Yes, the Order includes this language:
In considering the materials described in subsections (a)(i) and (a)(ii) of this section, agencies shall not diminish or infringe upon any right protected under Federal law or under the First Amendment.
But that is a thin reed considering the violations that routinely take place that no one has yet reined in. And keep in mind, too, that First Amendment applies only to public institutions. Private colleges are not subject to the First Amendment and here they are invited to curb as they wish.
That’s my narrow-minded formal objection. But that is not all of it.
Further from the Order:
In enforcing Title VI, and identifying evidence of discrimination based on race, color, or national origin, all executive departments and agencies (agencies) charged with enforcing Title VI shall consider the following:
(i) the non-legally binding working definition of anti-Semitism adopted on May 26, 2016, by the International Holocaust Remembrance Alliance (IHRA), which states, “Antisemitism is a certain perception of Jews, which may be expressed as hatred toward Jews. Rhetorical and physical manifestations of antisemitism are directed toward Jewish or non-Jewish individuals and/or their property, toward Jewish community institutions and religious facilities”; and (ii) the “Contemporary Examples of Anti-Semitism” identified by the IHRA, to the extent that any examples might be useful as evidence of discriminatory intent.
Those working definitions include the following:
Accusing Jewish citizens of being more loyal to Israel, or to the alleged priorities of Jews worldwide, than to the interests of their own nations.
Denying the Jewish people their right to self-determination, e.g., by claiming that the existence of a State of Israel is a racist endeavor.
So let’s review how far we have come.
We start with a law that says that institutions which receive federal funding should not discriminate on the basis of race, color or national origin.
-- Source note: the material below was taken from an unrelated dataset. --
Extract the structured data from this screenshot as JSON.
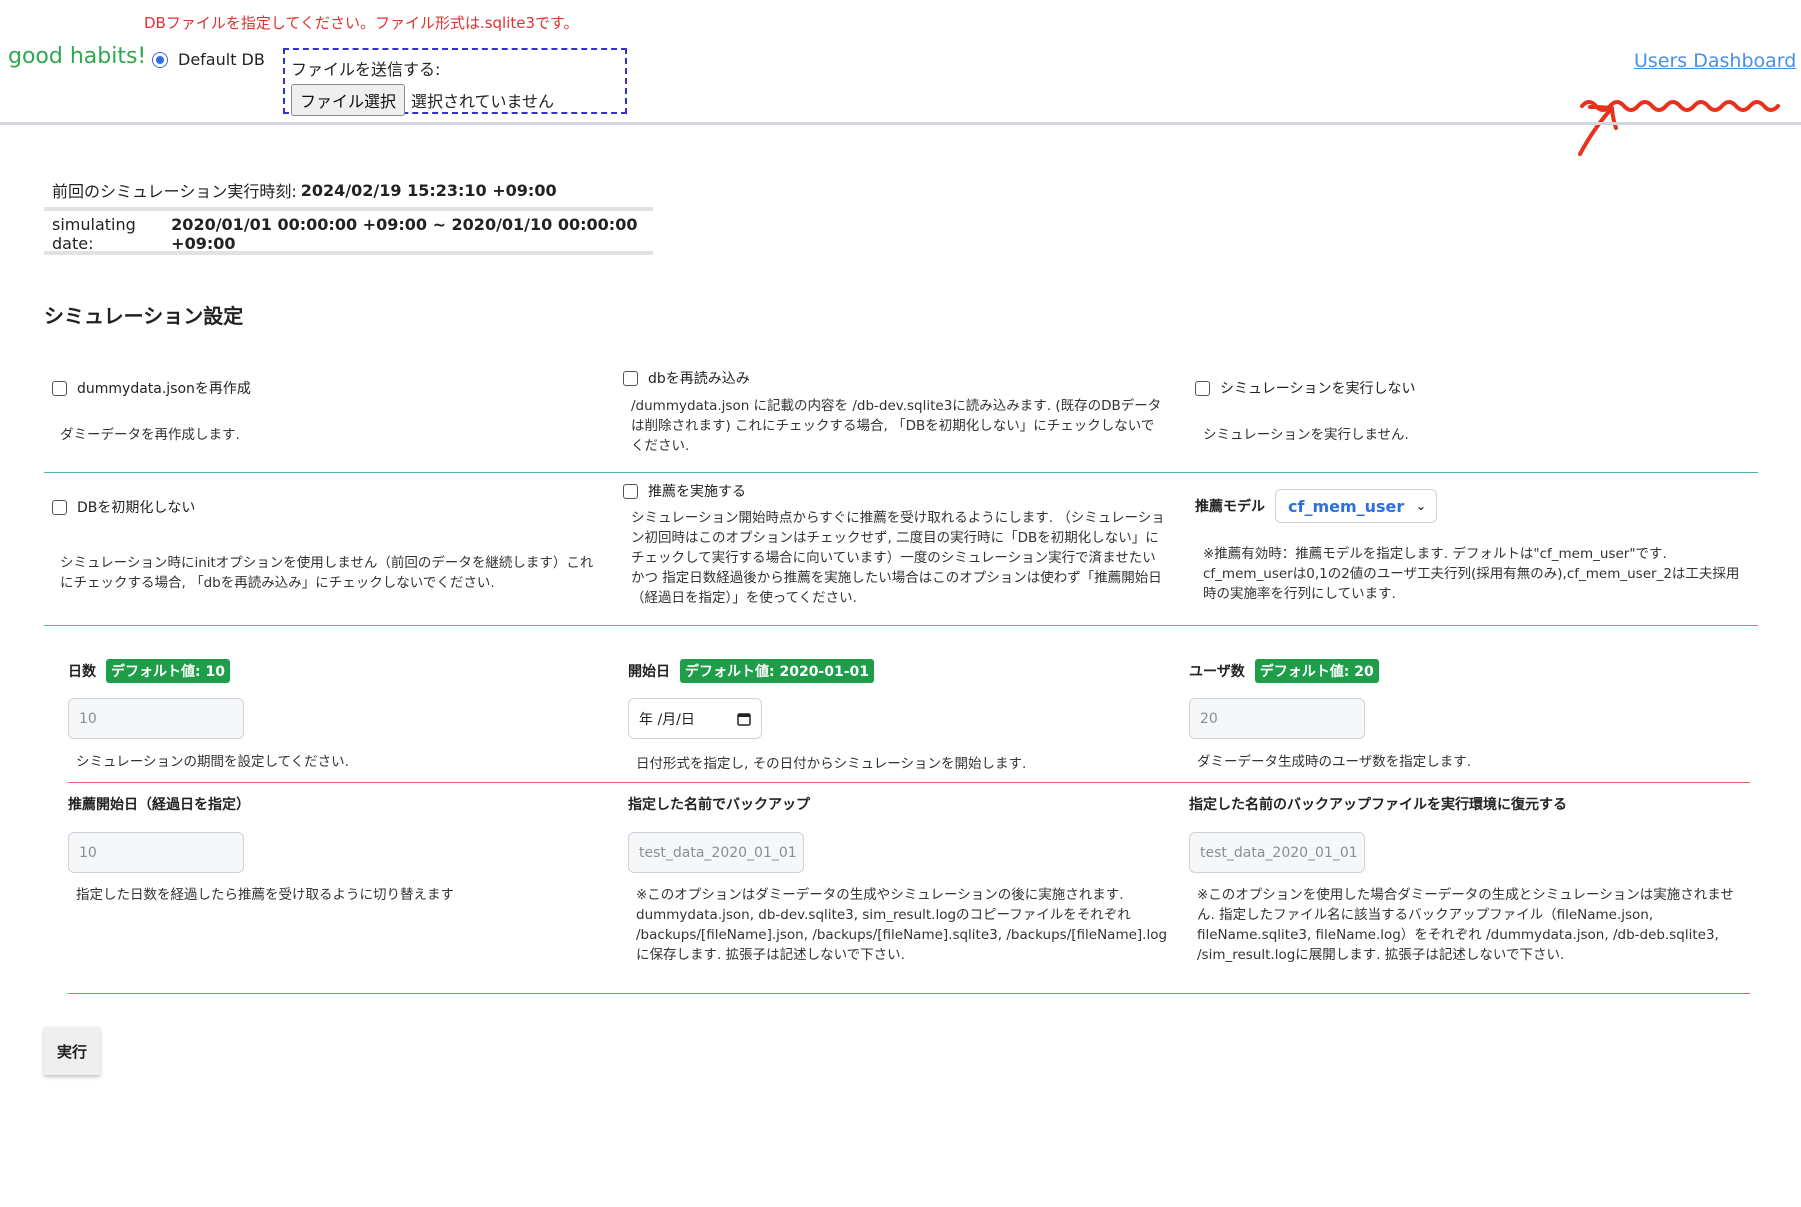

We expand that to include not only direct acts on the part of the entity receiving the funds (e.g., admissions) but the actions of members of the entity, to the extent that they result in a hostile work environment that would deny some the benefits of the program.
We expand that to potentially include speech, whether ostensibly protected at public entities or not protected at private ones.
We expand the meaning of the law so that anti-Semitism is its own new category, one not moored in the language of nation found in the statute.
We set a very specific compliance target, one that is easy to run afoul of.
So what will happen now when a campus group calls for BDS sanctions? And are there no instances in the world where an individual might reasonably be criticized for dual loyalty? Is criticism of Jonathan Pollard to be considered anti-Semitic? Can a private college be denied federal assistance if a student criticizes Pollard’s spying as an example of dual loyalty in a letter to the campus newspaper, and the administration does not shut the paper down?
As FIRE points out:
The order directs federal agencies charged with enforcing Title VI to “consider” the IHRA definition of anti-Semitism and its accompanying examples, both of which may apply to core political speech protected by the First Amendment. While the order is couched in language intended to paper over the readily evident threat to expressive rights, its ambiguous directive and fundamental reliance on the IHRA definition and its examples will cause institutions to investigate and censor protected speech on their campuses. Having spent 20 years defending speakers from across the political spectrum, FIRE knows all too well that colleges and universities will rush to punish student and faculty speakers in an attempt to avoid federal investigation and enforcement.